IMO this is kind of the point of Deontology (as opposed to Utilitarianism). Deontology says you can’t build your morality around maximizing a single variable. Instead, you build a pluralistic system of rules, intuition, etc, to help you navigate moral situations.

Expand full comment

There appears to be a typical consequentialist misunderstanding of deontology underlying this argument. Consequentialists recognise that deontology places “awkward obstacles” in then way of their schemes to maximalise utility and consider this akin to inefficiency. Why would you make an “arbitrary” rule? They say, “It may stop us from achieving some greater good.”

But modern deontology is not about arbitrary rules, it is about a community of rational beings (we could easily replace “rational” with “conscious” or even “suffering” and amend Kant’s views in line with contemporary scientific understandings of animal sentience). What this means is that in a kingdom of ends, while there are indeed barriers to actions that may be considered net goods, (e.g. maximising utility), they only occur in special cases, namely in areas where there are beings worthy of moral consideration. And where there is a being worthy of moral consideration, there exists the possibility of discourse (or forms of communication analogous to discourse, such as expressions of pleasure and pain).

Hence, the paradox is solved: the barrier to action is in fact a call to discussion, and rational beings, moral agents, can in a community, agree to accept their marginal suffering in the name of the greater good. Thus, the maximal utility may be achieved, no less so than under a consequentialist regime, but with the added bonus (!) of the safeguards that the concept of duty provides, via the little red flags that go up whenever someone talks about the “objective need” for some suffering in order to achieve some outcome that is better overall.

Deontology does not fail in such a situation, it emerges strengthened, refreshed and ready for further challenges.

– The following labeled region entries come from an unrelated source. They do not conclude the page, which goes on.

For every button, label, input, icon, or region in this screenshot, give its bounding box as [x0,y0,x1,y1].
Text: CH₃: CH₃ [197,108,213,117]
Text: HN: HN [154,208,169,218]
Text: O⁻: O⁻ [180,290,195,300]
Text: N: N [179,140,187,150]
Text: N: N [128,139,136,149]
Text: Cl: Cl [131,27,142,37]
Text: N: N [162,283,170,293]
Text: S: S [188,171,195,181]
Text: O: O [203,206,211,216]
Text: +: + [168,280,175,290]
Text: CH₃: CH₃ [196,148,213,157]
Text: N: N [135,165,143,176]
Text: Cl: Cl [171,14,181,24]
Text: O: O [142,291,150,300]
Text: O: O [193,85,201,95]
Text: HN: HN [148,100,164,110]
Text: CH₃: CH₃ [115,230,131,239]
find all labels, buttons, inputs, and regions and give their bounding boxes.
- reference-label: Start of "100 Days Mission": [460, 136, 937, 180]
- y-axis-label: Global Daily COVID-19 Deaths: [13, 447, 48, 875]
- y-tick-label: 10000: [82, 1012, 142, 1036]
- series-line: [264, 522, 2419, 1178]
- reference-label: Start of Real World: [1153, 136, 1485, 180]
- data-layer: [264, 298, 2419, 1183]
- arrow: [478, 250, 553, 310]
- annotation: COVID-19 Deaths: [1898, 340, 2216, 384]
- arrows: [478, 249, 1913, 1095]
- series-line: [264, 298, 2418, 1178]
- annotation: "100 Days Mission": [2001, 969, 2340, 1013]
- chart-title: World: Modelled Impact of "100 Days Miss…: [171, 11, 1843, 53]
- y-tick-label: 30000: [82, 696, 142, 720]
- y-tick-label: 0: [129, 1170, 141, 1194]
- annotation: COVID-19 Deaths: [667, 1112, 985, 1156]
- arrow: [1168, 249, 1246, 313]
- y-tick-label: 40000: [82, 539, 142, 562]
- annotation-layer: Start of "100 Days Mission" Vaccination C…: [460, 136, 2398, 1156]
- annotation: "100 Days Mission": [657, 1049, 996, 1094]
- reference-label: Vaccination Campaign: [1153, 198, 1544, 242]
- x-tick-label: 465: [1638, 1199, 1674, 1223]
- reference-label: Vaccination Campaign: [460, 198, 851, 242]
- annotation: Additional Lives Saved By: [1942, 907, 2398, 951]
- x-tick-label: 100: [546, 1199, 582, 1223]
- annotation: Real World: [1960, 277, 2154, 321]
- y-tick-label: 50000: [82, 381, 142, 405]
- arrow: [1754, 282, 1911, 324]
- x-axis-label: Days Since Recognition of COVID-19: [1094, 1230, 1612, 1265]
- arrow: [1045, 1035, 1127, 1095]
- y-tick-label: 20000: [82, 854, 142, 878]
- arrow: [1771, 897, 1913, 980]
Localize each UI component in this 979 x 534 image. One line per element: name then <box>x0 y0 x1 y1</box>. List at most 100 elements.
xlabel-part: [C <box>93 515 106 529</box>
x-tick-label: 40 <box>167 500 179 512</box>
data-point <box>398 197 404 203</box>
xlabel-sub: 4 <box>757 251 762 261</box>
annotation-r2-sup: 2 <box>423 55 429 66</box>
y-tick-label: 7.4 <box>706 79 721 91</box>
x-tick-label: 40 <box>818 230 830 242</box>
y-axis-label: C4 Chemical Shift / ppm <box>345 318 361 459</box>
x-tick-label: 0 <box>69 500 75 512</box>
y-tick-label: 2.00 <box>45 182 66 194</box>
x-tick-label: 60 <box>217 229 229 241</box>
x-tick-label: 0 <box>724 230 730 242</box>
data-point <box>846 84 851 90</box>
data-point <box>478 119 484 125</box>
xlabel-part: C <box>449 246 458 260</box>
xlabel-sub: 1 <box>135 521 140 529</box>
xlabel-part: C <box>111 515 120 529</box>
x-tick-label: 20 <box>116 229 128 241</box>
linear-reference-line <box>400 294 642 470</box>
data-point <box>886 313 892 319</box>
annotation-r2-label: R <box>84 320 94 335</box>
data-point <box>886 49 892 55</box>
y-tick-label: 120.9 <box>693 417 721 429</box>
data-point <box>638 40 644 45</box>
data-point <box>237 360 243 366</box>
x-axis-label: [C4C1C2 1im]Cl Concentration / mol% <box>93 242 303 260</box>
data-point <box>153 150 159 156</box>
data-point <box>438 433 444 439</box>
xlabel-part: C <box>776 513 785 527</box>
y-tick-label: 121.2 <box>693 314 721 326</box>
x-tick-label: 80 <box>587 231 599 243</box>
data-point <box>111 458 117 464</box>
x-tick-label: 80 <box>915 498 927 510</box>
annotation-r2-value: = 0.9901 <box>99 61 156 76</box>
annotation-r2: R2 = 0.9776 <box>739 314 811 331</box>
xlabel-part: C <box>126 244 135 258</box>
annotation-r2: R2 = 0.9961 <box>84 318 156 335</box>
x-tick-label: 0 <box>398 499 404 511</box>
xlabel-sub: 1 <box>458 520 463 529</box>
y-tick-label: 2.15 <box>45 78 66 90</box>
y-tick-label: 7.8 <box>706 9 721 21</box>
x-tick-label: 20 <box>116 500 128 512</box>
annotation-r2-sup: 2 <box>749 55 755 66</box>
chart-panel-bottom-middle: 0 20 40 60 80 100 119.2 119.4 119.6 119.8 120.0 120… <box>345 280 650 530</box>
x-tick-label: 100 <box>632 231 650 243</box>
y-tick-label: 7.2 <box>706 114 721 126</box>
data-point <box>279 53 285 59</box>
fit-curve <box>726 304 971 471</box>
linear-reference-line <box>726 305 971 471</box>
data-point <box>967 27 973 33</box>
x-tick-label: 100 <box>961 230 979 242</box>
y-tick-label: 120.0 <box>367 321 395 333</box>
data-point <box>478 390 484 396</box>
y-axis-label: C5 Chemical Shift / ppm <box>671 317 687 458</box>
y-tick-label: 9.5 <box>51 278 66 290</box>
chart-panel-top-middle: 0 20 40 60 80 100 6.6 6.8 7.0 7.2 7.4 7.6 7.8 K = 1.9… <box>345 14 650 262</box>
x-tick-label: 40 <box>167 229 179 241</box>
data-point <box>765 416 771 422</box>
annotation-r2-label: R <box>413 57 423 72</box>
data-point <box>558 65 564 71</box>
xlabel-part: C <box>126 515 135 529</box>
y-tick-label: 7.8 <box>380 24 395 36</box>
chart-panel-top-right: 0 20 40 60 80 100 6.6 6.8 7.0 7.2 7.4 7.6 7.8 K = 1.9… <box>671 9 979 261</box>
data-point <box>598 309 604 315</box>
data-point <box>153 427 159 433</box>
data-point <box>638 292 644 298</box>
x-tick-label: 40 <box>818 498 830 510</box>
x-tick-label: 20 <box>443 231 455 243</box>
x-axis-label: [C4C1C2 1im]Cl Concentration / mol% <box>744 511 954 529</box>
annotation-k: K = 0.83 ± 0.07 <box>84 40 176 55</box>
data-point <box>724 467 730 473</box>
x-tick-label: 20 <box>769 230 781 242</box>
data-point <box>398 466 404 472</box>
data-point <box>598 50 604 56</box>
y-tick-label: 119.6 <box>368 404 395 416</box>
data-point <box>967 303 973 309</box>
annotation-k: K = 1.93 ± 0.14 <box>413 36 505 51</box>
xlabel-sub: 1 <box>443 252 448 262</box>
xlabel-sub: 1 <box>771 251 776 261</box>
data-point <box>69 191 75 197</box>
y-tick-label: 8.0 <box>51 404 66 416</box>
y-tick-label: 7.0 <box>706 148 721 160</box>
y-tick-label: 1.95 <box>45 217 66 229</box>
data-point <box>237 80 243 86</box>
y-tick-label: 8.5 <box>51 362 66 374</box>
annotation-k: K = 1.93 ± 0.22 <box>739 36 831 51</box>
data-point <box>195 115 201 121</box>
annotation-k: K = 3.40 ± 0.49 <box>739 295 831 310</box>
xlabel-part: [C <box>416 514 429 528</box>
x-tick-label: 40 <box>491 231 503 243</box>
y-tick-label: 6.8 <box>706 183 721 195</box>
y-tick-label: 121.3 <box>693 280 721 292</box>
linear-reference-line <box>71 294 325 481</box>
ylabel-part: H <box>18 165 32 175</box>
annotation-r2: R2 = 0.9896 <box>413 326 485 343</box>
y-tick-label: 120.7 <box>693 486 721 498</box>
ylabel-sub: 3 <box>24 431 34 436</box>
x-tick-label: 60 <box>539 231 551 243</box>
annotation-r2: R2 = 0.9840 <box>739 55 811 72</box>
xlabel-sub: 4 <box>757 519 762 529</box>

(I admit that I have no detailed argument on how to precisely include beings that are worthy of moral consideration but unable to participate directly in rational human discourse in the community of ends, but I am sure that this minor crease can be ironed out with a few tweaks – after all, we are perfectly able to imagine far more rational beings than ourselves, whose arguments we could not follow, and yet do not consider that to invalidate our worthiness as beings of moral consideration – and if we did, well, we would then be able to abandon our dumb suffering friends happily to their fates).